Some wedding planners, while bandying around words such as “theme” and “synergy”, even advise happy couples to arrange activities to keep their guests occupied during their extended spell in captivity, among them pottery classes, archery, crazy-golf competitions and drilling out their own eyeballs with a Black & Decker. 

As I was a long time waiting at the self-service checkout – pomegranates were being volleyed around, Wexford strawberries fired at random, mustard-infused sausages used as cudgels – I went on reading. 

Among the many creative recommendations from the aforementioned planners are that guests be provided, on arrival, with welcome bags filled with items “that speak to the local”, among which, apparently, “water bottles, maps and aspirin are great additions”.

Water bottles, maps and aspirin? Sounds like the contents of a first-aid kit, which, come to think of it, would be a well-thought-out offering to guests reduced to tunnelling their way out of nuptial eternity under the floorboards.

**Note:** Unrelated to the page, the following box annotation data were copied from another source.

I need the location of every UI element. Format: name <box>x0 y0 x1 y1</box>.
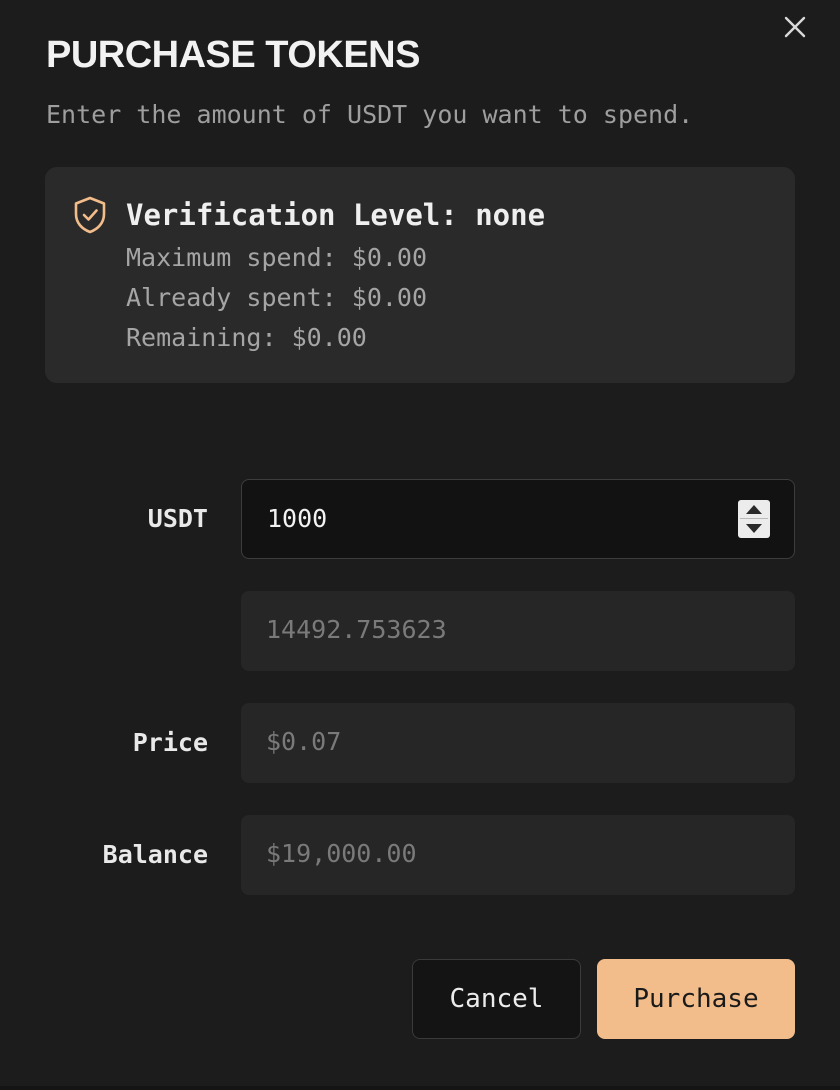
already-spent: Already spent: $0.00 <box>126 283 428 312</box>
remaining: Remaining: $0.00 <box>126 323 367 352</box>
balance-value: $19,000.00 <box>266 839 417 868</box>
dialog-title: PURCHASE TOKENS <box>46 34 420 76</box>
shield-check-icon <box>74 196 106 234</box>
verification-info-box: Verification Level: none Maximum spend: … <box>45 167 795 383</box>
usdt-input-value: 1000 <box>267 504 328 533</box>
usdt-label: USDT <box>147 504 208 533</box>
token-amount-field: 14492.753623 <box>241 591 795 671</box>
cancel-button[interactable]: Cancel <box>412 959 581 1039</box>
token-amount-value: 14492.753623 <box>266 615 447 644</box>
close-icon <box>784 16 806 38</box>
usdt-input[interactable]: 1000 <box>241 479 795 559</box>
price-value: $0.07 <box>266 727 342 756</box>
purchase-button[interactable]: Purchase <box>597 959 795 1039</box>
decrement-arrow-icon[interactable] <box>738 519 770 538</box>
close-button[interactable] <box>783 14 807 40</box>
dialog-bottom-edge <box>0 1086 840 1090</box>
balance-label: Balance <box>102 840 208 869</box>
verification-level: Verification Level: none <box>126 198 546 232</box>
number-spinner[interactable] <box>738 500 770 538</box>
price-label: Price <box>132 728 208 757</box>
balance-field: $19,000.00 <box>241 815 795 895</box>
price-field: $0.07 <box>241 703 795 783</box>
purchase-tokens-dialog: PURCHASE TOKENS Enter the amount of USDT… <box>0 0 840 1090</box>
increment-arrow-icon[interactable] <box>738 500 770 519</box>
maximum-spend: Maximum spend: $0.00 <box>126 243 428 272</box>
dialog-subtitle: Enter the amount of USDT you want to spe… <box>46 100 694 129</box>
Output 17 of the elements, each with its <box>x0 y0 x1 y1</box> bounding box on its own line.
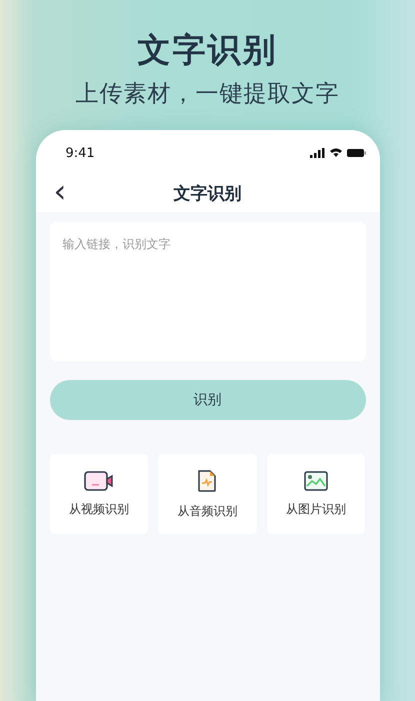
subtitle: 上传素材，一键提取文字 <box>76 80 340 109</box>
page-title: 文字识别 <box>174 182 242 204</box>
headline: 文字识别 <box>138 29 278 71</box>
source-card[interactable]: 从音频识别 <box>158 454 257 534</box>
source-label: 从图片识别 <box>286 500 346 518</box>
status-icons <box>310 147 366 159</box>
recognize-button[interactable]: 识别 <box>50 380 366 420</box>
audio-file-icon <box>197 468 218 492</box>
status-time: 9:41 <box>66 146 95 160</box>
link-input-field[interactable]: 输入链接，识别文字 <box>50 222 366 361</box>
source-label: 从音频识别 <box>177 502 238 520</box>
source-card[interactable]: 从图片识别 <box>266 454 366 534</box>
video-camera-icon <box>84 470 114 490</box>
image-icon <box>304 470 328 490</box>
source-label: 从视频识别 <box>68 500 129 518</box>
back-button[interactable]: ‹ <box>54 172 66 210</box>
source-card[interactable]: 从视频识别 <box>50 454 148 534</box>
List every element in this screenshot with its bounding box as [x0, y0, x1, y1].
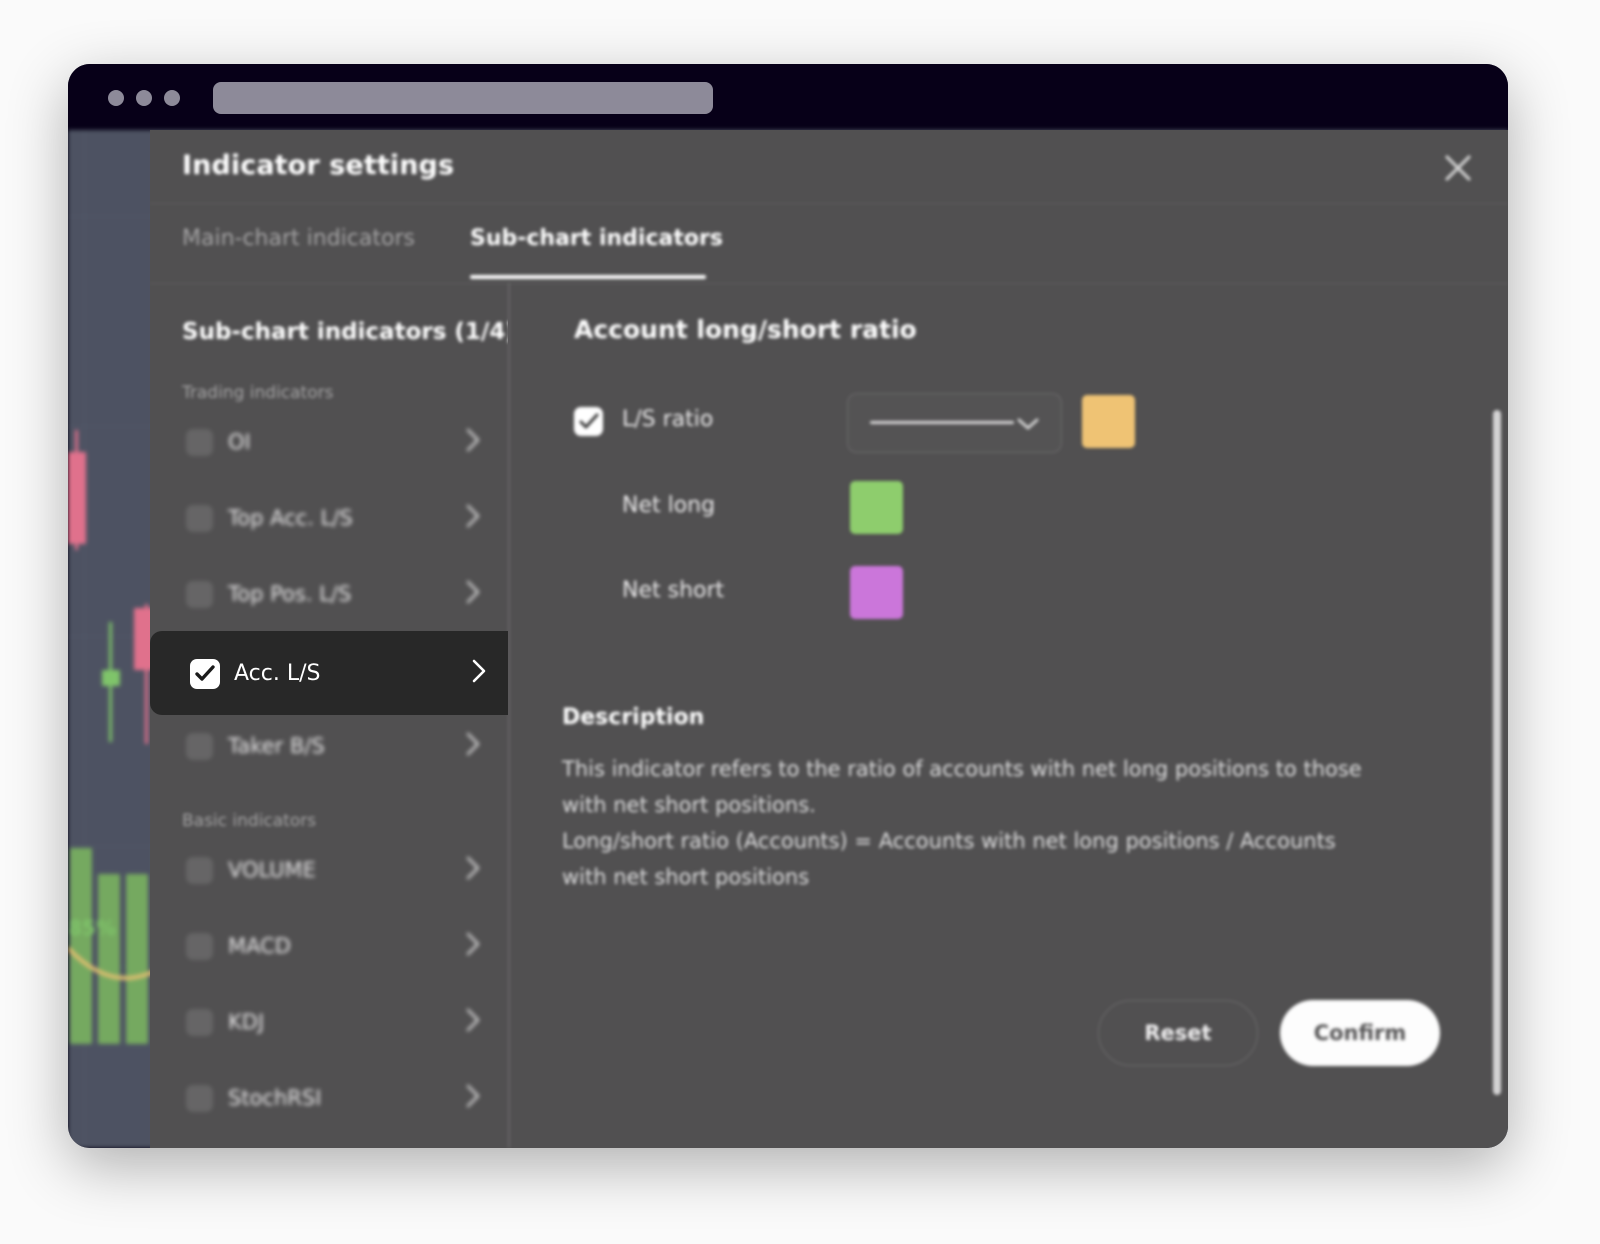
checkbox-top-acc-ls[interactable] [186, 504, 213, 532]
indicator-label: Top Pos. L/S [228, 582, 352, 606]
indicator-item-kdj[interactable]: KDJ [150, 991, 508, 1053]
close-icon[interactable] [1438, 148, 1478, 188]
reset-button[interactable]: Reset [1098, 1000, 1258, 1066]
indicator-label: VOLUME [228, 858, 316, 882]
chevron-right-icon [466, 1008, 480, 1036]
checkbox-macd[interactable] [186, 932, 213, 960]
indicator-label: StochRSI [228, 1086, 322, 1110]
chevron-right-icon [466, 580, 480, 608]
indicator-label: KDJ [228, 1010, 265, 1034]
line-style-select[interactable] [847, 393, 1062, 453]
indicator-item-acc-ls[interactable]: Acc. L/S [150, 631, 508, 715]
indicator-item-oi[interactable]: OI [150, 411, 508, 473]
browser-window: 85% Indicator settings Main-chart indica… [68, 64, 1508, 1148]
chevron-right-icon [466, 732, 480, 760]
indicator-label: MACD [228, 934, 291, 958]
tab-sub-chart-indicators[interactable]: Sub-chart indicators [470, 226, 723, 251]
indicator-label: Top Acc. L/S [228, 506, 353, 530]
color-swatch-net-short[interactable] [850, 566, 903, 619]
indicator-label: Taker B/S [228, 734, 325, 758]
dialog-header: Indicator settings [150, 130, 1508, 204]
checkbox-volume[interactable] [186, 856, 213, 884]
line-style-preview [870, 421, 1014, 424]
color-swatch-ls-ratio[interactable] [1082, 395, 1135, 448]
indicator-item-stochrsi[interactable]: StochRSI [150, 1067, 508, 1129]
description-text: This indicator refers to the ratio of ac… [562, 757, 1362, 889]
browser-titlebar [68, 64, 1508, 130]
series-row-net-long: Net long [510, 473, 1508, 543]
detail-title: Account long/short ratio [574, 315, 917, 344]
sidebar-title: Sub-chart indicators (1/4) [182, 319, 508, 345]
checkbox-acc-ls[interactable] [190, 659, 220, 689]
checkbox-stochrsi[interactable] [186, 1084, 213, 1112]
chevron-right-icon [466, 504, 480, 532]
checkbox-top-pos-ls[interactable] [186, 580, 213, 608]
description-heading: Description [562, 705, 705, 730]
active-tab-underline [470, 275, 706, 279]
chevron-down-icon [1017, 416, 1039, 435]
chevron-right-icon [466, 428, 480, 456]
dialog-tabs: Main-chart indicators Sub-chart indicato… [150, 203, 1508, 284]
checkbox-taker-bs[interactable] [186, 732, 213, 760]
chevron-right-icon [466, 932, 480, 960]
color-swatch-net-long[interactable] [850, 481, 903, 534]
indicator-item-volume[interactable]: VOLUME [150, 839, 508, 901]
indicator-item-top-acc-ls[interactable]: Top Acc. L/S [150, 487, 508, 549]
confirm-button[interactable]: Confirm [1280, 1000, 1440, 1066]
group-label-trading-indicators: Trading indicators [182, 383, 334, 403]
indicator-label: OI [228, 430, 251, 454]
chart-percent-label: 85% [68, 916, 116, 940]
dialog-title: Indicator settings [182, 150, 455, 181]
minimize-dot[interactable] [136, 90, 152, 106]
checkbox-ls-ratio[interactable] [574, 407, 603, 436]
dialog-scrollbar[interactable] [1493, 410, 1501, 1095]
series-label: L/S ratio [622, 407, 714, 432]
maximize-dot[interactable] [164, 90, 180, 106]
chevron-right-icon [472, 659, 486, 687]
group-label-basic-indicators: Basic indicators [182, 811, 317, 831]
series-label: Net long [622, 493, 716, 518]
indicator-item-taker-bs[interactable]: Taker B/S [150, 715, 508, 777]
checkbox-kdj[interactable] [186, 1008, 213, 1036]
chevron-right-icon [466, 1084, 480, 1112]
series-row-ls-ratio: L/S ratio [510, 387, 1508, 457]
series-label: Net short [622, 578, 725, 603]
tab-main-chart-indicators[interactable]: Main-chart indicators [182, 226, 415, 251]
checkbox-oi[interactable] [186, 428, 213, 456]
series-row-net-short: Net short [510, 558, 1508, 628]
indicator-list-panel: Sub-chart indicators (1/4) Trading indic… [150, 283, 508, 1148]
indicator-item-macd[interactable]: MACD [150, 915, 508, 977]
chevron-right-icon [466, 856, 480, 884]
indicator-settings-dialog: Indicator settings Main-chart indicators… [150, 130, 1508, 1148]
indicator-item-top-pos-ls[interactable]: Top Pos. L/S [150, 563, 508, 625]
url-bar[interactable] [213, 82, 713, 114]
close-dot[interactable] [108, 90, 124, 106]
indicator-label: Acc. L/S [234, 660, 321, 686]
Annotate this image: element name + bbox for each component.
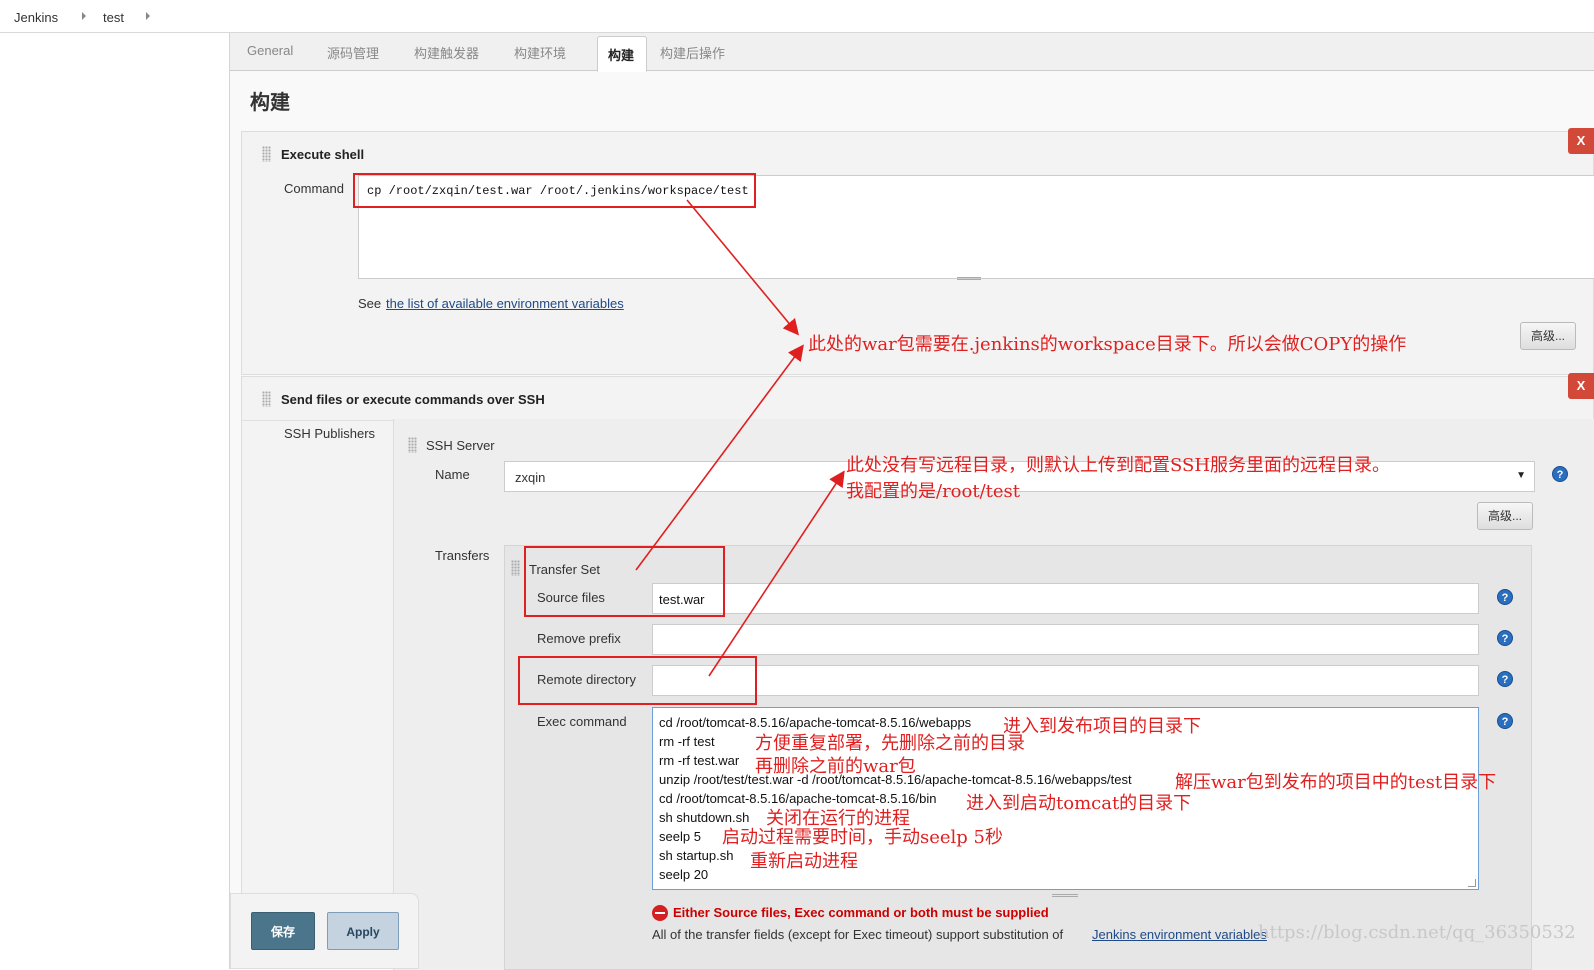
annotation-exec-note: 进入到启动tomcat的目录下 xyxy=(966,793,1192,814)
annotation-war-note: 此处的war包需要在.jenkins的workspace目录下。所以会做COPY… xyxy=(808,334,1407,355)
annotation-exec-note: 进入到发布项目的目录下 xyxy=(1003,716,1201,737)
arrow-source-files xyxy=(635,344,804,571)
annotation-remote-note-2: 我配置的是/root/test xyxy=(846,481,1020,502)
annotation-exec-note: 再删除之前的war包 xyxy=(755,756,916,777)
annotation-exec-note: 重新启动进程 xyxy=(750,851,858,872)
annotation-exec-note: 解压war包到发布的项目中的test目录下 xyxy=(1175,772,1497,793)
arrow-remote-directory xyxy=(708,470,845,677)
arrow-command xyxy=(686,199,800,336)
watermark: https://blog.csdn.net/qq_36350532 xyxy=(1258,922,1576,943)
annotation-remote-note-1: 此处没有写远程目录，则默认上传到配置SSH服务里面的远程目录。 xyxy=(846,455,1391,476)
annotation-exec-note: 启动过程需要时间，手动seelp 5秒 xyxy=(722,827,1003,848)
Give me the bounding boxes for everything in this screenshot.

Anyway, I kid you not when I tell you that my pal’s online invitation to the wedding that she won’t, sadly, be in a position to attend includes (as well as photographs and biographies of the numerous groomsmen and bridesmaids) a long narrative penned by the couple, detailing how they met and fell in love and when and where the marriage proposal occurred. 

So it turns out that they met at college, got engaged, became heavily involved in psychedelics and sexual experimentation with extraterrestrials, and then bought a dog before settling on a woodland-themed wedding involving a meet-and-greet barbecue followed by a treasure hunt. (Oh no, sorry, I got that wrong, there were no drugs or aliens; the young couple just, you know, got engaged and bought the bowler.) 

It’s hard to imagine how I might have written an “Our Story” for my own wedding day (register office and bar). “Met, got a bit pissed, went back to his place, missed last bus, had two kids.” Oh God, the romance. No wonder I never got to walk down the aisle wearing a tiara.